«Тогда открылись у них глаза, и они узнали Его. Но Он стал невидим для них»

Хотя бывали периоды, когда продуктивность Рембрандта почти сходила на нет (как, например, в роковом 1653 году, когда началась вереница событий, приведших его к банкротству), в целом он является одним из самых плодовитых художников в истории Европы. По обилию работ (не говоря о бесчисленных работах его учеников и подражателей) он сопоставим разве что с Рубенсом, и с ним мало кто мог сравниться вплоть до середины XIX века, когда такие качества, как спонтанность, умение схватывать мимолетные впечатления и скорость письма, вошли в моду.

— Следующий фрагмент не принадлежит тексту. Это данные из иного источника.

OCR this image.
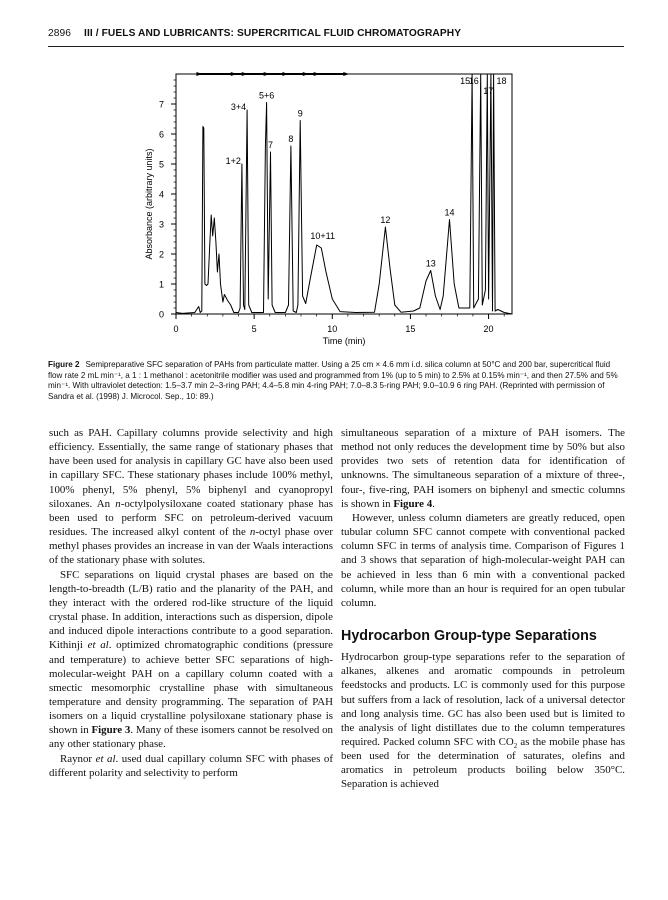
2896 III / FUELS AND LUBRICANTS: SUPERCRITICAL FLUID CHROMATOGRAPHY
0
1
2
3
4
5
6
7
0	5	10	15	20
Time (min)
Absorbance (arbitrary units)	1+2
3+4
5+6
7
8
9
10+11
12
13
14
15
16
17
18
Figure 2 Semipreparative SFC separation of PAHs from particulate matter. Using a 25 cm × 4.6 mm i.d. silica column at 50°C and 200 bar, supercritical fluid flow rate 2 mL min⁻¹, a 1 : 1 methanol : acetonitrile modifier was used and programmed from 1% (up to 5 min) to 2.5% at 0.15% min⁻¹, and then 27.5% and 5% min⁻¹. With ultraviolet detection: 1.5–3.7 min 2–3-ring PAH; 4.4–5.8 min 4-ring PAH; 7.0–8.3 5-ring PAH; 9.0–10.9 6 ring PAH. (Reprinted with permission of Sandra et al. (1998) J. Microcol. Sep., 10: 89.)

such as PAH. Capillary columns provide selectivity and high efficiency. Essentially, the same range of stationary phases that have been used for analysis in capillary GC have also been used in capillary SFC. These stationary phases include 100% methyl, 100% phenyl, 5% phenyl, 5% biphenyl and cyanopropyl siloxanes. An n-octylpolysiloxane coated stationary phase has been used to perform SFC on petroleum-derived vacuum residues. The increased alkyl content of the n-octyl phase over methyl phases provides an increase in van der Waals interactions of the stationary phase with solutes.

SFC separations on liquid crystal phases are based on the length-to-breadth (L/B) ratio and the planarity of the PAH, and they interact with the ordered rod-like structure of the liquid crystal phase. In addition, interactions such as dispersion, dipole and induced dipole interactions contribute to a good separation. Kithinji et al. optimized chromatographic conditions (pressure and temperature) to achieve better SFC separations of high-molecular-weight PAH on a capillary column coated with a smectic mesomorphic crystalline phase with simultaneous temperature and density programming. The separation of PAH isomers on a liquid crystalline polysiloxane stationary phase is shown in Figure 3. Many of these isomers cannot be resolved on any other stationary phase.

Raynor et al. used dual capillary column SFC with phases of different polarity and selectivity to perform

simultaneous separation of a mixture of PAH isomers. The method not only reduces the development time by 50% but also provides two sets of retention data for identification of unknowns. The simultaneous separation of a mixture of three-, four-, five-ring, PAH isomers on biphenyl and smectic columns is shown in Figure 4.

However, unless column diameters are greatly reduced, open tubular column SFC cannot compete with conventional packed column SFC in terms of analysis time. Comparison of Figures 1 and 3 shows that separation of high-molecular-weight PAH can be achieved in less than 6 min with a conventional packed column, while more than an hour is required for an open tubular column.

Hydrocarbon Group-type Separations

Hydrocarbon group-type separations refer to the separation of alkanes, alkenes and aromatic compounds in petroleum feedstocks and products. LC is commonly used for this purpose but suffers from a lack of resolution, lack of a universal detector and long analysis time. GC has also been used but is limited to the analysis of light distillates due to the column temperatures required. Packed column SFC with $CO_2$ as the mobile phase has been used for the determination of saturates, olefins and aromatics in petroleum products boiling below 350°C. Separation is achieved
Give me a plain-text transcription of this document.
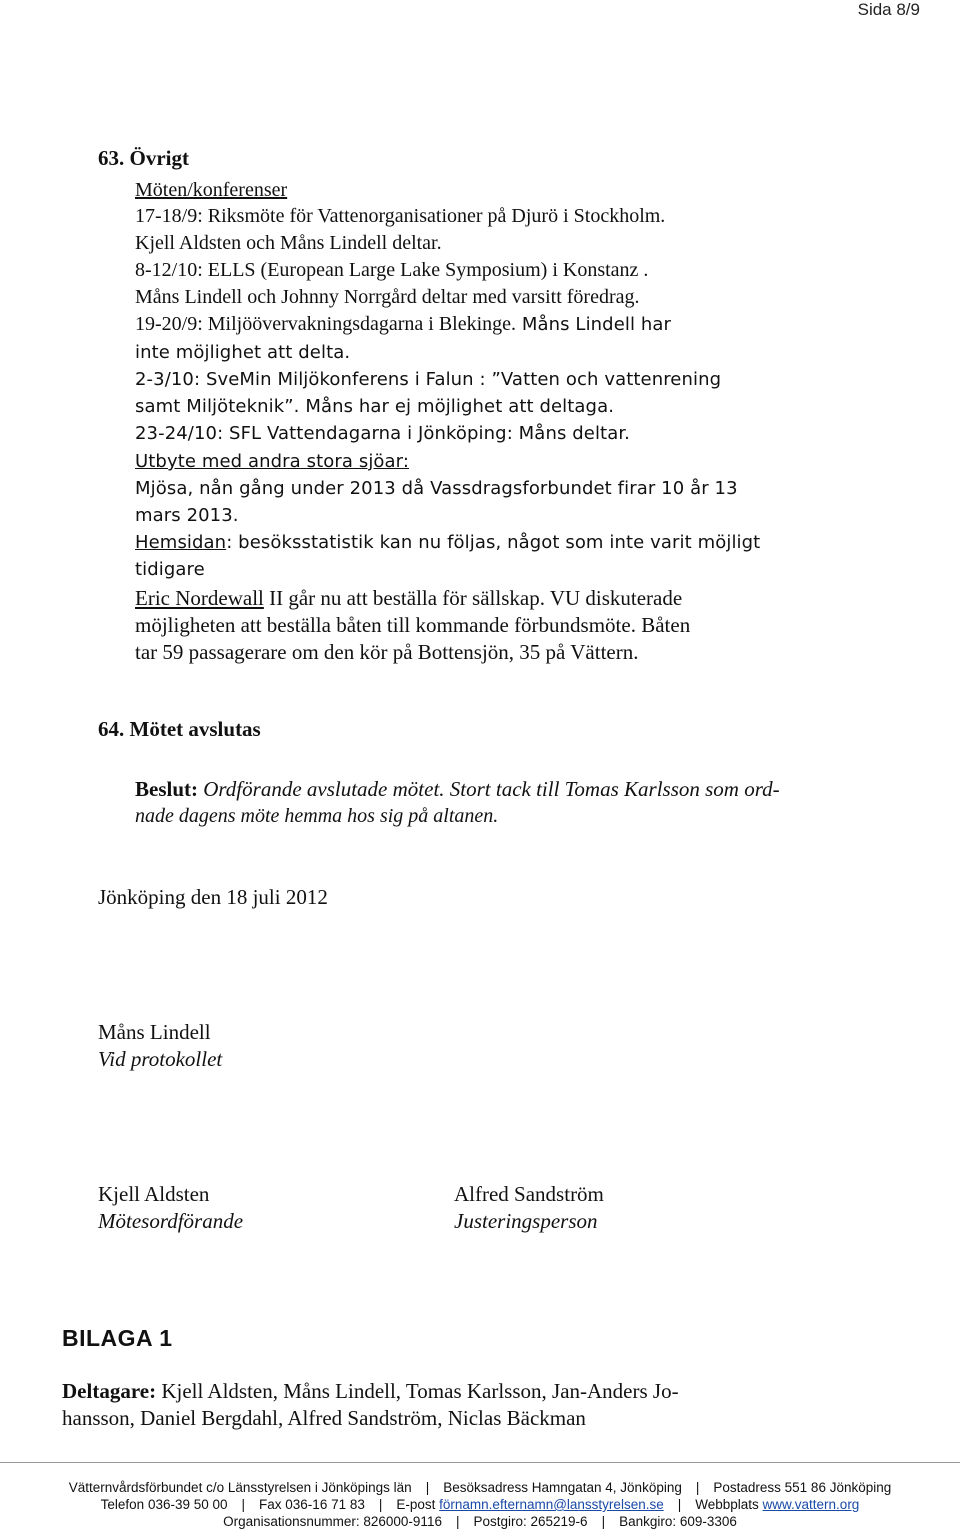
Sida 8/9
63. Övrigt
Möten/konferenser
17-18/9: Riksmöte för Vattenorganisationer på Djurö i Stockholm.
Kjell Aldsten och Måns Lindell deltar.
8-12/10: ELLS (European Large Lake Symposium) i Konstanz .
Måns Lindell och Johnny Norrgård deltar med varsitt föredrag.
19-20/9: Miljöövervakningsdagarna i Blekinge. Måns Lindell har
inte möjlighet att delta.
2-3/10: SveMin Miljökonferens i Falun : ”Vatten och vattenrening
samt Miljöteknik”. Måns har ej möjlighet att deltaga.
23-24/10: SFL Vattendagarna i Jönköping: Måns deltar.
Utbyte med andra stora sjöar:
Mjösa, nån gång under 2013 då Vassdragsforbundet firar 10 år 13
mars 2013.
Hemsidan: besöksstatistik kan nu följas, något som inte varit möjligt
tidigare
Eric Nordewall II går nu att beställa för sällskap. VU diskuterade
möjligheten att beställa båten till kommande förbundsmöte. Båten
tar 59 passagerare om den kör på Bottensjön, 35 på Vättern.
64. Mötet avslutas
Beslut: Ordförande avslutade mötet. Stort tack till Tomas Karlsson som ord-
nade dagens möte hemma hos sig på altanen.
Jönköping den 18 juli 2012
Måns Lindell
Vid protokollet
Kjell Aldsten
Mötesordförande
Alfred Sandström
Justeringsperson
BILAGA 1
Deltagare: Kjell Aldsten, Måns Lindell, Tomas Karlsson, Jan-Anders Jo-
hansson, Daniel Bergdahl, Alfred Sandström, Niclas Bäckman
Vätternvårdsförbundet c/o Länsstyrelsen i Jönköpings län | Besöksadress Hamngatan 4, Jönköping | Postadress 551 86 Jönköping
Telefon 036-39 50 00 | Fax 036-16 71 83 | E-post förnamn.efternamn@lansstyrelsen.se | Webbplats www.vattern.org
Organisationsnummer: 826000-9116 | Postgiro: 265219-6 | Bankgiro: 609-3306
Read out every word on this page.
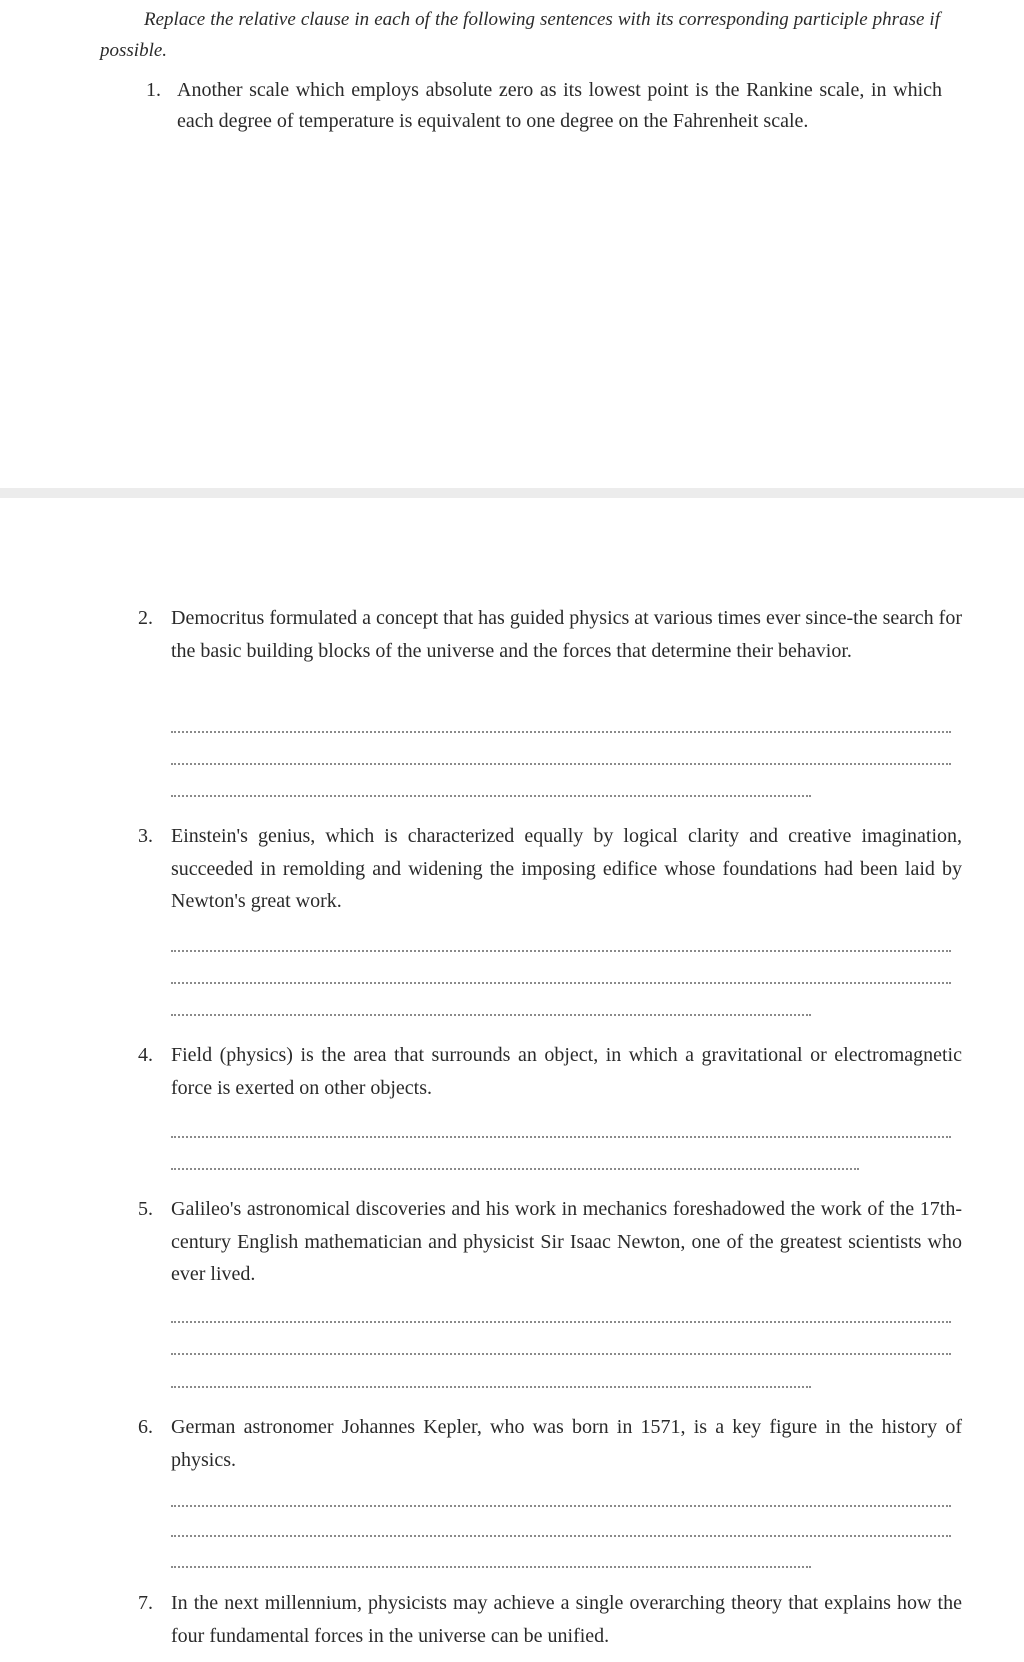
Replace the relative clause in each of the following sentences with its corresponding participle phrase if possible.
1. Another scale which employs absolute zero as its lowest point is the Rankine scale, in which each degree of temperature is equivalent to one degree on the Fahrenheit scale.
2. Democritus formulated a concept that has guided physics at various times ever since-the search for the basic building blocks of the universe and the forces that determine their behavior.
3. Einstein's genius, which is characterized equally by logical clarity and creative imagination, succeeded in remolding and widening the imposing edifice whose foundations had been laid by Newton's great work.
4. Field (physics) is the area that surrounds an object, in which a gravitational or electromagnetic force is exerted on other objects.
5. Galileo's astronomical discoveries and his work in mechanics foreshadowed the work of the 17th-century English mathematician and physicist Sir Isaac Newton, one of the greatest scientists who ever lived.
6. German astronomer Johannes Kepler, who was born in 1571, is a key figure in the history of physics.
7. In the next millennium, physicists may achieve a single overarching theory that explains how the four fundamental forces in the universe can be unified.
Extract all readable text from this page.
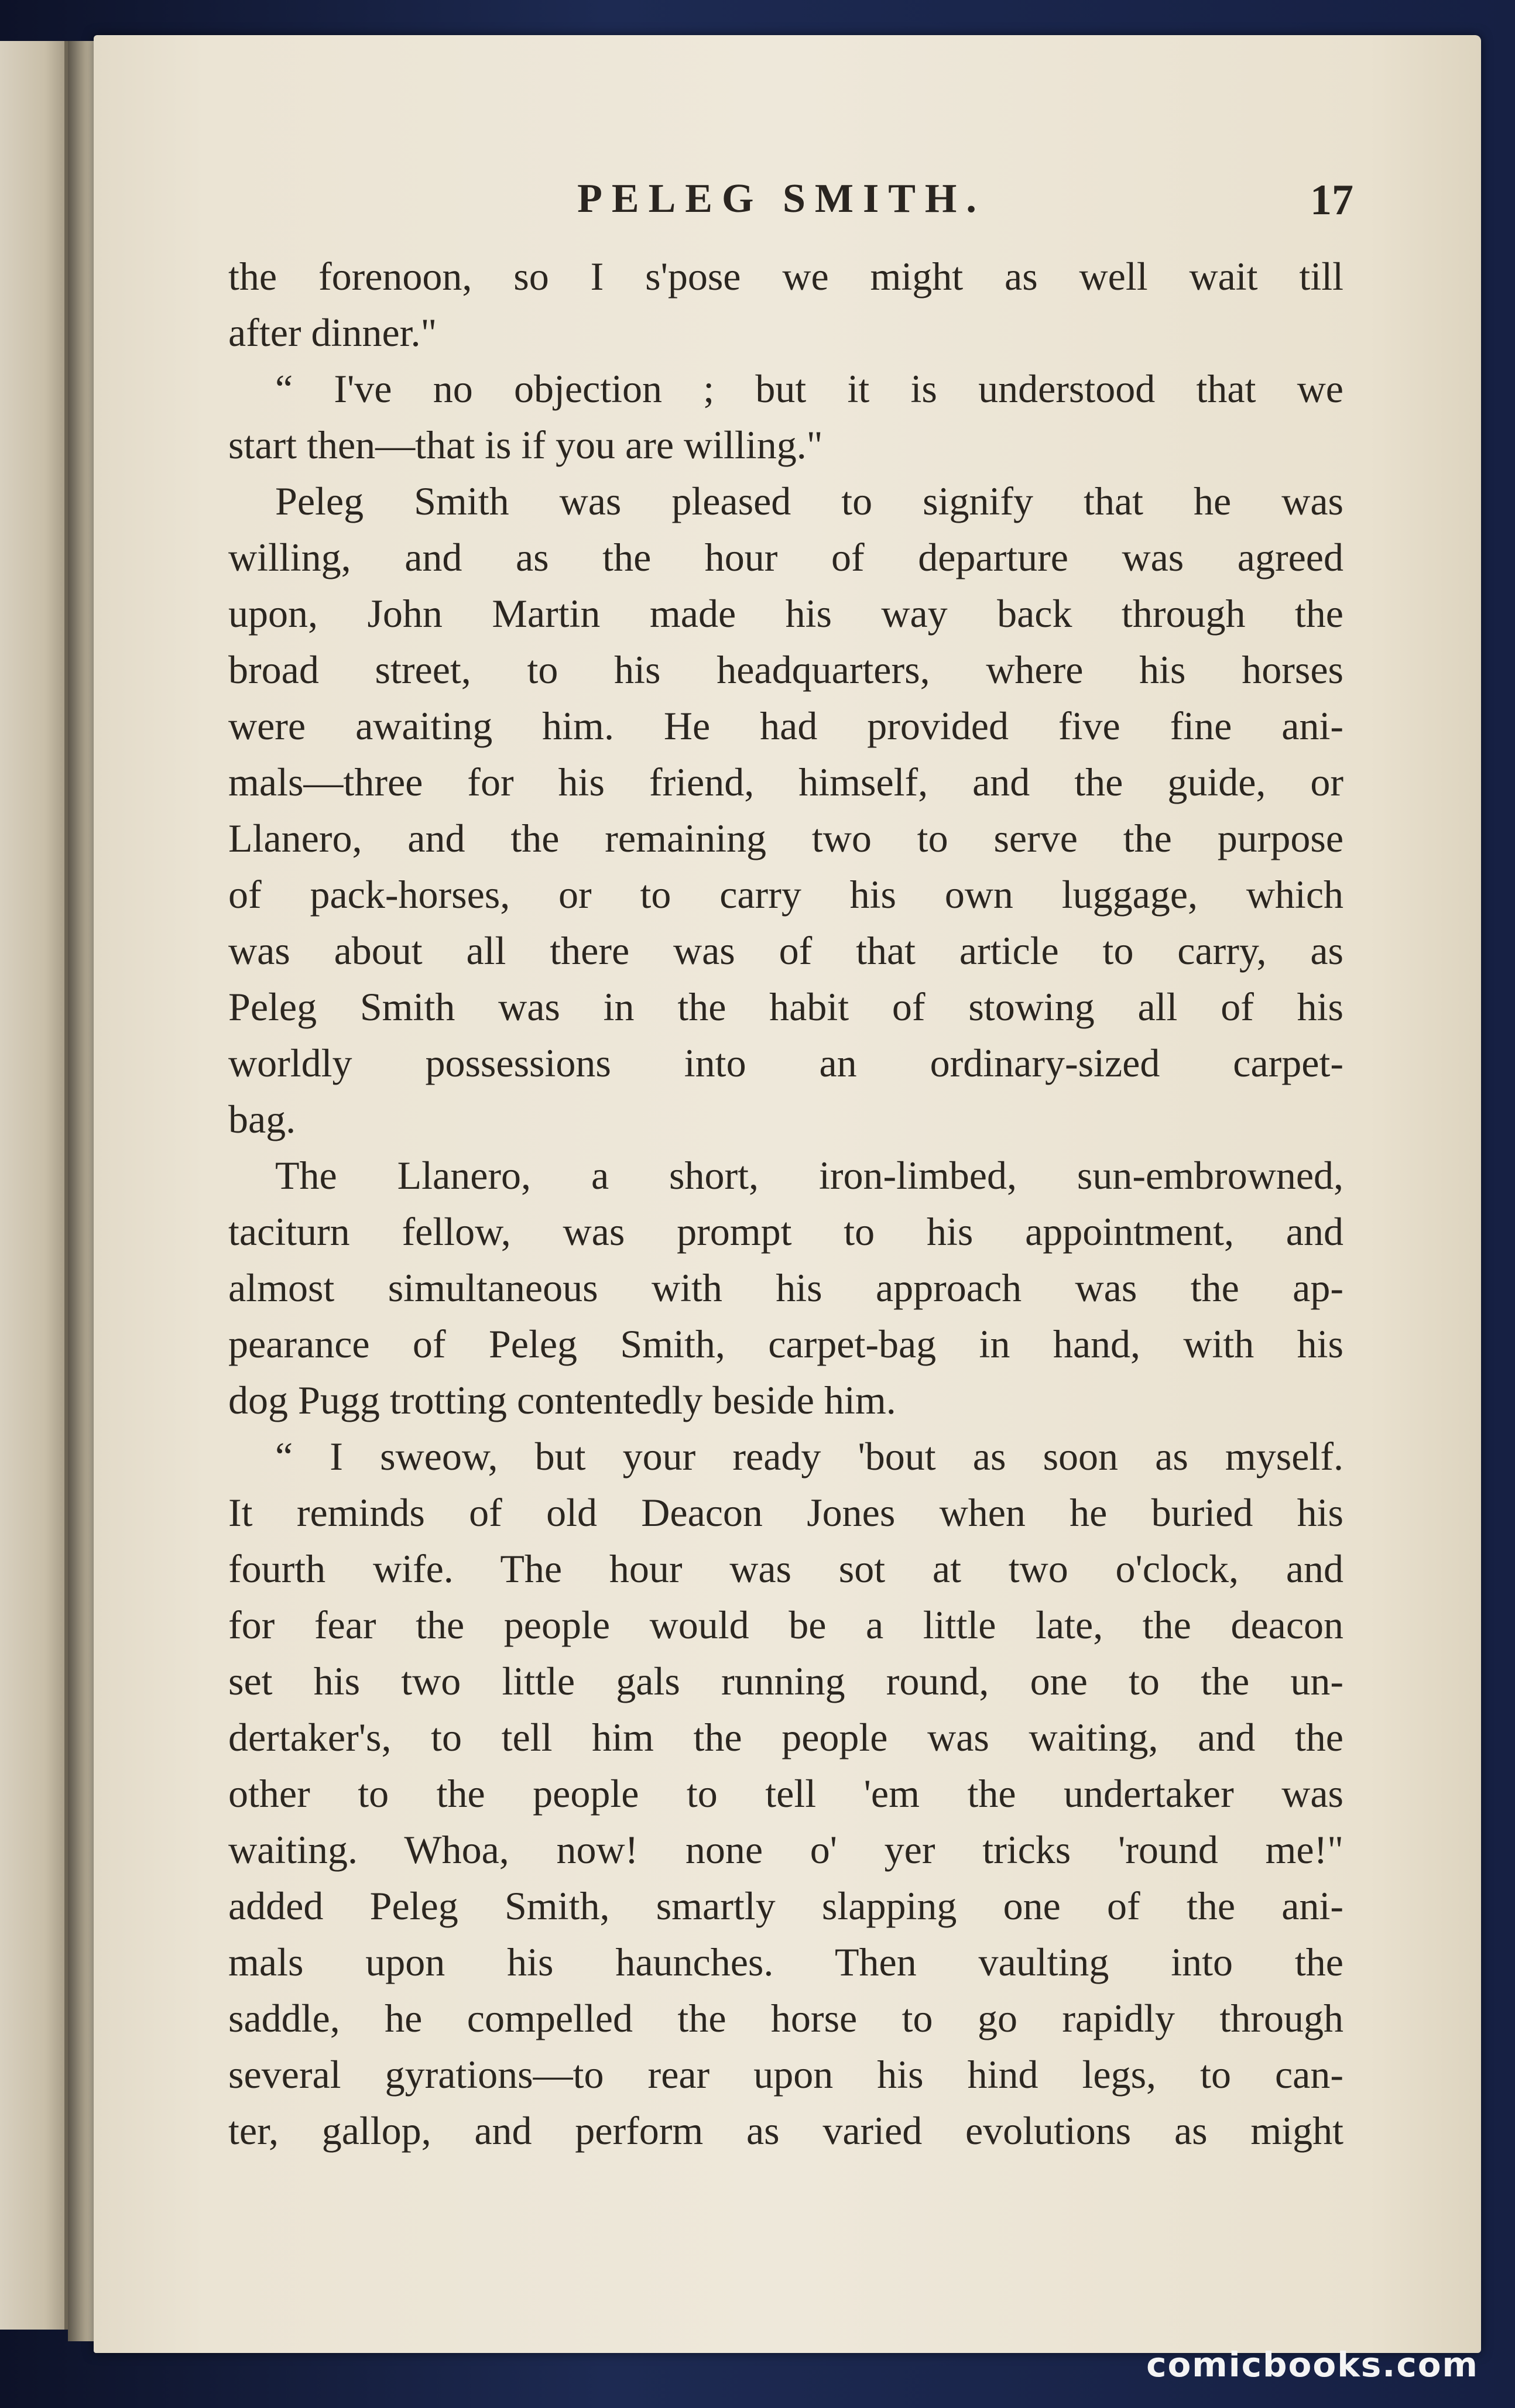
PELEG SMITH.	17
the forenoon, so I s'pose we might as well wait till
after dinner."
“ I've no objection ; but it is understood that we
start then—that is if you are willing."
Peleg Smith was pleased to signify that he was
willing, and as the hour of departure was agreed
upon, John Martin made his way back through the
broad street, to his headquarters, where his horses
were awaiting him. He had provided five fine ani-
mals—three for his friend, himself, and the guide, or
Llanero, and the remaining two to serve the purpose
of pack-horses, or to carry his own luggage, which
was about all there was of that article to carry, as
Peleg Smith was in the habit of stowing all of his
worldly possessions into an ordinary-sized carpet-
bag.
The Llanero, a short, iron-limbed, sun-embrowned,
taciturn fellow, was prompt to his appointment, and
almost simultaneous with his approach was the ap-
pearance of Peleg Smith, carpet-bag in hand, with his
dog Pugg trotting contentedly beside him.
“ I sweow, but your ready 'bout as soon as myself.
It reminds of old Deacon Jones when he buried his
fourth wife. The hour was sot at two o'clock, and
for fear the people would be a little late, the deacon
set his two little gals running round, one to the un-
dertaker's, to tell him the people was waiting, and the
other to the people to tell 'em the undertaker was
waiting. Whoa, now! none o' yer tricks 'round me!"
added Peleg Smith, smartly slapping one of the ani-
mals upon his haunches. Then vaulting into the
saddle, he compelled the horse to go rapidly through
several gyrations—to rear upon his hind legs, to can-
ter, gallop, and perform as varied evolutions as might
comicbooks.com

Количество произведений, несомненно написанных его рукой, и прежде оцениваемое примерно в тысячу картин на холсте и дереве, не говоря о нескольких картинах на медных пластинах, со временем уменьшилось более чем вдвое, но всё равно остается впечатляющим, особенно если учесть бессчетныгравюры и сотни рисунков, перечисленные в каталогах его графики[18]. Поражает не только обилие работ и количество шедевров среди них, но и виртуозность владения самыми разными техниками и жанрами (библейские и бытовые сцены, историческая живопись, портреты, автопортреты и так далее), а также привычка художника снова и снова возвращаться к некоторым излюбленным, если не навязчивым, темам, что превращает корпус его работ в уникальное симфоническое целое. Если учесть, что он зарабатывал на жизнь живописью, как его отец и деды – мукомольным делом, и что весьма оживленный художественный рынок Голландии XVII века диктовал ему выбор сюжетов и, в значительной степени, манеру их воплощения, кажется особенно удивительным, как часто он возвращался к тому, что представляется его сугубо личными пристрастиями.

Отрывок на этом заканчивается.